American artist Edward Hopper was born in Nyack, New York in 1882 — just two dozen miles up the Hudson River from Manhattan — but New York City was his home for nearly six decades (from 1908 until his death in 1967). The Whitney Museum of American Art is celebrating Hopper’s relationship with the City with the exhibition, Edward Hopper’s New York, which opens October 19.
[Above: Edward Hopper, 1882-1967, Shakespeare at Dusk, 1935, Oil on canvas, Private collection]
[Above: Edward Hopper, 1882-1967, Chop Suey, 1929, Oil on canvas, 32 x 38 in., Private collection]

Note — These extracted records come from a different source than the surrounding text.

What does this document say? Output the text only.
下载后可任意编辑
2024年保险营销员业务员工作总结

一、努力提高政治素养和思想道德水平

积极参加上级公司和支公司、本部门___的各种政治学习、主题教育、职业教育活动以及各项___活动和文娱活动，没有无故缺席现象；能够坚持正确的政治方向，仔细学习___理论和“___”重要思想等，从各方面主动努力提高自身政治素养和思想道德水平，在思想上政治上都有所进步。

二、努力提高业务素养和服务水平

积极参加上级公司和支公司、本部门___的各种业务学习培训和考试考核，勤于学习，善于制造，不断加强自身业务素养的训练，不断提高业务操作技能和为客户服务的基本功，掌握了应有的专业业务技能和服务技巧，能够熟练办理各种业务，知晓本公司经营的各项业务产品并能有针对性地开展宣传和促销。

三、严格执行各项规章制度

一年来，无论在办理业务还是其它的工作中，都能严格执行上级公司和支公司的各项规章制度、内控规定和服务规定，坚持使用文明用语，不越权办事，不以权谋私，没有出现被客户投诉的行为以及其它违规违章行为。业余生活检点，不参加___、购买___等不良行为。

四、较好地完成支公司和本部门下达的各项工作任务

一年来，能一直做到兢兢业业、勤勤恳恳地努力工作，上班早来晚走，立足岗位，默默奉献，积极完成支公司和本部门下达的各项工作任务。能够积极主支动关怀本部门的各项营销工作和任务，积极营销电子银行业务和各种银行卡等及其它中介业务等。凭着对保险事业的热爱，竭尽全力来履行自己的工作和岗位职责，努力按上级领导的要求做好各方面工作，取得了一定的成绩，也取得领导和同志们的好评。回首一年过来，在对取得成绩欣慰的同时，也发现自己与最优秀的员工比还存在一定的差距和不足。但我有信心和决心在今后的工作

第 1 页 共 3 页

The exhibition Edward Hopper’s New York reflects Hopper’s early impressions of New York in sketches, prints, and illustrations — and moves through to his late paintings “in which the city served as a backdrop for his evocative distillations of urban experience.”
Curation of the show was “significantly informed by a variety of materials from the Museum’s recently acquired Sanborn Hopper Archive.
The archive includes 4,000 items including printed ephemera, more than 300 letters and notes from Hopper to his family, friends and colleagues, and 21 notebooks in Hopper’s own hand, among other personal papers, photographs, and dealer records.
[Above: Edward Hopper, “Office at Night”  at Walker Art Center, Minneapolis]
The Sanborn Hopper Archive will be open to scholars by appointment at the Whitney after the collection is catalogued, processed, and researched.
Edward Hopper’s New York is on view at the Whitney from October 22, 2022 to March 5, 2023.